We can set some important options in src.conf:

PKG_FORMAT="tzst"
WITHOUT_CLEAN="YES"
WITH_REPRODUCIBLE_BUILD="YES"

and src-env.conf:

WITH_META_MODE="YES"

if you want to take advantage of META_MODE, you'll also have to kldload(8) filemon(4), and persist it via rc.conf(5):

kld_list="filemon"

Building sets

The way I create PkgBase sets with poudriere is generally like this:

~> % poudriere jail -c -j 14-current-aarch64 \
       -x -a arm64.aarch64 \
       -B -b -m git+https \
       -v main \
       -K "GENERIC GENERIC-MMCCAM GENERIC-NODEBUG GENERIC-MMCCAM-NODEBUG"

Let's break this down:

  • We instruct poudriere to -create a -jail called 14-current-aarch64
  • for the arm64.aarch64 -architecture
  • and to build native-xtools cross compile tools
  • build a Pkg-Base set
  • -build the OS
  • fetch the source using the git -method via git+https
  • build the -version (branch) main
  • build using -KERNCONF "GENERIC GENERIC-MMCCAM GENERIC-NODEBUG GENERIC-MMCCAM-NODEBUG"

Updating sets

I use a fish script to update my package sets:

#!/usr/bin/env fish

set -l basedir  (readlink -f (dirname (status filename)))
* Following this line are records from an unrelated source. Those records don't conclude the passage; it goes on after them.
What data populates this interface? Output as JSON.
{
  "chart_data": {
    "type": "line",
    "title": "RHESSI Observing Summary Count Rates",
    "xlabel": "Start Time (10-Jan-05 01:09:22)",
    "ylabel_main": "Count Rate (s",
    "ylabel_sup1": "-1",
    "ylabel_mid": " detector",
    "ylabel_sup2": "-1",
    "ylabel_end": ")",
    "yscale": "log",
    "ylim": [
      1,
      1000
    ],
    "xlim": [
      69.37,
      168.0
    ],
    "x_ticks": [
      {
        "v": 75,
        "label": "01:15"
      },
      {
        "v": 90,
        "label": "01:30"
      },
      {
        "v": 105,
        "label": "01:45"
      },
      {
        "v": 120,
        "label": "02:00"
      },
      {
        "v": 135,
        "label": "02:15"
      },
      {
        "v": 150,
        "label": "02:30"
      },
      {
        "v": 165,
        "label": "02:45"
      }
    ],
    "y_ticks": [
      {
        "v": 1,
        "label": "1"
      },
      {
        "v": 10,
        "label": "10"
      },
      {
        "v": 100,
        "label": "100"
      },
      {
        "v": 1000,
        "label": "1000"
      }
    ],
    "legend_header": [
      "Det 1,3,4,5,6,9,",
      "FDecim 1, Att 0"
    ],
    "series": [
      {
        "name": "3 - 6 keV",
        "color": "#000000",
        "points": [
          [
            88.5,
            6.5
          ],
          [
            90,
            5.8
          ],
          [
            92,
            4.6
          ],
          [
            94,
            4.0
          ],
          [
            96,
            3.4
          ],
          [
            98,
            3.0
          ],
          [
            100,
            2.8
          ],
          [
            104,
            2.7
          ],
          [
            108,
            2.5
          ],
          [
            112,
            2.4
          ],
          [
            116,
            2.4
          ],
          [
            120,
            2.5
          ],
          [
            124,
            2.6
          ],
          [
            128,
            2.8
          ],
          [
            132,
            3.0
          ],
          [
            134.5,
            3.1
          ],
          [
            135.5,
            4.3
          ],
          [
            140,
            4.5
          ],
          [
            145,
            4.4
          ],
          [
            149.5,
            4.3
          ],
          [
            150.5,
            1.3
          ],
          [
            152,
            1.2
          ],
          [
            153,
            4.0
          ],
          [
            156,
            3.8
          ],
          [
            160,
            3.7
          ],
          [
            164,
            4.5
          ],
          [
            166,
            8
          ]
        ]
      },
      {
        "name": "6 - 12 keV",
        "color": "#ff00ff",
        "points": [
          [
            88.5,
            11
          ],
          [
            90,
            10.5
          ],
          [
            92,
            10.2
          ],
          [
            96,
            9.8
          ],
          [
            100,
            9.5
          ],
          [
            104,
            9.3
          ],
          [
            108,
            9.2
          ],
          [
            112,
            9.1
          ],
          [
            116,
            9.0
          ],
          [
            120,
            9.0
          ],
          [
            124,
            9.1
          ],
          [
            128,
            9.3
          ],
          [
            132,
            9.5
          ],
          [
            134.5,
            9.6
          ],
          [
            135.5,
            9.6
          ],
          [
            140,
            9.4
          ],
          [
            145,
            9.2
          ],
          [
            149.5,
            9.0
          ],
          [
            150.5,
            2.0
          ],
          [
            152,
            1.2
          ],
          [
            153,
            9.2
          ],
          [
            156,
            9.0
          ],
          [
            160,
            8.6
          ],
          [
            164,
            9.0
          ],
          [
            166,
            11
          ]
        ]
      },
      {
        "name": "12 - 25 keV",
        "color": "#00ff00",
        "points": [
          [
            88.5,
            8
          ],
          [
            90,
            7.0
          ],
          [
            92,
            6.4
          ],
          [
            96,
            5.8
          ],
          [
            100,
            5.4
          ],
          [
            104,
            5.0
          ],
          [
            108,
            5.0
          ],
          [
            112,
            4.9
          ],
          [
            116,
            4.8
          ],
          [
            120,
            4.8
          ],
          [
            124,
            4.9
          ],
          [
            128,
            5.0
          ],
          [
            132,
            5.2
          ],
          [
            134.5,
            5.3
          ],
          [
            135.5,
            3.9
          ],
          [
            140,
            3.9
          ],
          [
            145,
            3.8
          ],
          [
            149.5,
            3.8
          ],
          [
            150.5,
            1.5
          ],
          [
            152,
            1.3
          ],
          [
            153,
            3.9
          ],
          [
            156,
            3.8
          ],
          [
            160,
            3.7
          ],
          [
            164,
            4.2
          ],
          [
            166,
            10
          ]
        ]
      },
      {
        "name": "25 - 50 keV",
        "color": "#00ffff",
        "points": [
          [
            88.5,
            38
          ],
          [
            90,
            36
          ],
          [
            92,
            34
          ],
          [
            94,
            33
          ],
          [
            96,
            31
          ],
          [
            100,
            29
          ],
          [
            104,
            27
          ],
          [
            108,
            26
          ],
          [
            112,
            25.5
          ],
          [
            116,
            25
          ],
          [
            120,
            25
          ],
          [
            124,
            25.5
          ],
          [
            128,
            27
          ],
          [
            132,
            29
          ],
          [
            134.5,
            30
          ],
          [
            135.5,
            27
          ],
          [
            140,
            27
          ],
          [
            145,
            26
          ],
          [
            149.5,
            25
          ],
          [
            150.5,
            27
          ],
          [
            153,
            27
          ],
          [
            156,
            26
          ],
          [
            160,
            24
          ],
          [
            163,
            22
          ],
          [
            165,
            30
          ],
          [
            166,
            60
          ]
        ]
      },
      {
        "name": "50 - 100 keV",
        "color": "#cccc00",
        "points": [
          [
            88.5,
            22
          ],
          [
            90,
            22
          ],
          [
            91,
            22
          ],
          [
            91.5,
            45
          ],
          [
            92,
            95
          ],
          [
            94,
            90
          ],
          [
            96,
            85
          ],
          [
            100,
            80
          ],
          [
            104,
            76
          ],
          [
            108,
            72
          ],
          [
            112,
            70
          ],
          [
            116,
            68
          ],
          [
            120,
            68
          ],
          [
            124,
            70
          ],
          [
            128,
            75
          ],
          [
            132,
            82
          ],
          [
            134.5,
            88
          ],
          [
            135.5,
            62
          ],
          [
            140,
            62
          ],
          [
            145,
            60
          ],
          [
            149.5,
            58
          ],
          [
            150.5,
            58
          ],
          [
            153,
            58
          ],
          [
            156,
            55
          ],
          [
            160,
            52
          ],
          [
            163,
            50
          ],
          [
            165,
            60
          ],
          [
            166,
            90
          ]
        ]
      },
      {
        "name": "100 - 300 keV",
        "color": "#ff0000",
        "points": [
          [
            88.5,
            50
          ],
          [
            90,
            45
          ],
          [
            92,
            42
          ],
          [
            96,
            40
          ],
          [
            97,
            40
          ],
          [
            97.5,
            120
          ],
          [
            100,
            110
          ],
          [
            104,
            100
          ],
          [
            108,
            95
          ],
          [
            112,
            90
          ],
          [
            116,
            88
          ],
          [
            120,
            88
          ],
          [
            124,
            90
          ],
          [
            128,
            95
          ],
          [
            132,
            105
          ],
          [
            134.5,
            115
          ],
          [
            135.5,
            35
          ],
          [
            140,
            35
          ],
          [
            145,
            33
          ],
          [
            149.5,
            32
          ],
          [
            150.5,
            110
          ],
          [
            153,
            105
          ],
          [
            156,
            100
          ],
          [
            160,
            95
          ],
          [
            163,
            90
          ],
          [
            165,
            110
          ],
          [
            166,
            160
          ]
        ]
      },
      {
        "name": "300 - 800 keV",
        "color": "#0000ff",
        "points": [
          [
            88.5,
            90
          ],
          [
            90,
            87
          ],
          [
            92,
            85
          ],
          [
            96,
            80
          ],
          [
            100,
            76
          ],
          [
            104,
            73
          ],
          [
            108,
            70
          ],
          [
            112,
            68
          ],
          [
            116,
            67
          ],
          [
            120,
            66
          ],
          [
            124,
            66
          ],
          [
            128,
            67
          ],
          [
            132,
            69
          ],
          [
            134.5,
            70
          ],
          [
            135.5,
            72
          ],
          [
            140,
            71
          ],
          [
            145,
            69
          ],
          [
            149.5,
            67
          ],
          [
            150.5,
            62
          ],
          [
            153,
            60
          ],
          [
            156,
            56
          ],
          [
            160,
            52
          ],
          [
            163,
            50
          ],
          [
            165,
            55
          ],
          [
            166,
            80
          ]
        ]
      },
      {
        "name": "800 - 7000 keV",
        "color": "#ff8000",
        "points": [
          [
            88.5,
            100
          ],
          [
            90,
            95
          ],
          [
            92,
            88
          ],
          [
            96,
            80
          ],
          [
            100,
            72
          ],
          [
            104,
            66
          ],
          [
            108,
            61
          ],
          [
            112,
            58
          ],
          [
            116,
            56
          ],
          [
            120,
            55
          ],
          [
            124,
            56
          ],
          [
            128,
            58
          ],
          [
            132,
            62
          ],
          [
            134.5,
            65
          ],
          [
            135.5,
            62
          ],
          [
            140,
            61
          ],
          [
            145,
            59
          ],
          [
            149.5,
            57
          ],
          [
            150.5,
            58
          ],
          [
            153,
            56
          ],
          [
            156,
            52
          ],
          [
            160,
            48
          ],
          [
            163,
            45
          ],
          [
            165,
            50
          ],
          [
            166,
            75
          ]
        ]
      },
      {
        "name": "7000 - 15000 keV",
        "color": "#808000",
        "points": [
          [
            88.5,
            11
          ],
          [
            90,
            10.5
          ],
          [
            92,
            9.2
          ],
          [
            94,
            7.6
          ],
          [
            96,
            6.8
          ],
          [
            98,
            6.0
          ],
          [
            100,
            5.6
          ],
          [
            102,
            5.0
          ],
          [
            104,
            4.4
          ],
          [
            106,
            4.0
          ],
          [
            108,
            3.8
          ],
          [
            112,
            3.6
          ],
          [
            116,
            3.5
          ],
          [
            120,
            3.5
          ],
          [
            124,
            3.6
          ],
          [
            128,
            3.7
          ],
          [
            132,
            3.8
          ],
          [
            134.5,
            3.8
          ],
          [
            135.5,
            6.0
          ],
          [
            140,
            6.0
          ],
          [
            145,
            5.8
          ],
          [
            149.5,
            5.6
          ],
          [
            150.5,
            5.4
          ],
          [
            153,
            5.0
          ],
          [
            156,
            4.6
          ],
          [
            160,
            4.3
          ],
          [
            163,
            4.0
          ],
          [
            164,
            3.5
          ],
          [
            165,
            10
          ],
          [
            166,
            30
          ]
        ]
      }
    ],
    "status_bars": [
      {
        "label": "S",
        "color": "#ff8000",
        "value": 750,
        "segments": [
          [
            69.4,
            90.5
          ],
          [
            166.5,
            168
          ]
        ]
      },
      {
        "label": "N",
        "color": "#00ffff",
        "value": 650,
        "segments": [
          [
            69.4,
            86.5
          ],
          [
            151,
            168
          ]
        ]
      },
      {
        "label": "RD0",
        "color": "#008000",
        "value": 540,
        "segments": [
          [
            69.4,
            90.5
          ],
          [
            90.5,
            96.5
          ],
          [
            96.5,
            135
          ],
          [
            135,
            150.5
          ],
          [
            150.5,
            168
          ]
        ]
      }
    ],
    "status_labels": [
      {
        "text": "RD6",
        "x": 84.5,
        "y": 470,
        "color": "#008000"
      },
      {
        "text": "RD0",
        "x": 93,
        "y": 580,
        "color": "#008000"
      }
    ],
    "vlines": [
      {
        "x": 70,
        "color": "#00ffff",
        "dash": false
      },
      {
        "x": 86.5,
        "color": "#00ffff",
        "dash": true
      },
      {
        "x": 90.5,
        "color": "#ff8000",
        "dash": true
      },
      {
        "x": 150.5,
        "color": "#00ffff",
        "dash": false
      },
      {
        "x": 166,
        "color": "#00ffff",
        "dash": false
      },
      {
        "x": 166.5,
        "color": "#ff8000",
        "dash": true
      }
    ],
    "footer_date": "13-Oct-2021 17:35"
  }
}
for j in (poudriere jail -qnl | awk "!/^iso-/ && /$argv/")
    echo "============================================================="
    echo "  Preparing to update $j..."
    echo "============================================================="

    set -l powder (string split ' ' (poudriere jail -ql | grep "^$j "))

    set -l src_path "$powder[-1]/usr/src"
    git -C $src_path pull --ff-only

    set -l cur_hash (git -C $src_path show-ref --abbrev --heads --hash)
    set -l rec_hash $powder[4]
    set -l arch (uname -m)
    set -l jarch $powder[5]
    set -l xarch (test "$arch" = "$jarch"; or echo "-x")

    if test "$cur_hash" = "$rec_hash"
        echo "============================================================="
        echo "  Skipping update of $j: already up-to-date"
        echo "============================================================="
        continue
    end

    set -l poudriere_update "time poudriere jail -u $xarch -j $j"
    if not eval $poudriere_update
        echo "============================================================="
        echo "  Failed to update $j :("
        echo "============================================================="
        break
    end

    echo "============================================================="
    echo "  Successfully updated $j !!"
    echo "============================================================="
end

What this does is to compare the git hash after pulling with what poudriere has stored. We skip if there's no need to update.

Similarly, we compare the architecture and if the jail's doesn't match that of the host, we add -x to the -update.


That's all folks.

If you have questions about replicating my setup, I'll be happy to edit this Howto to make it more complete.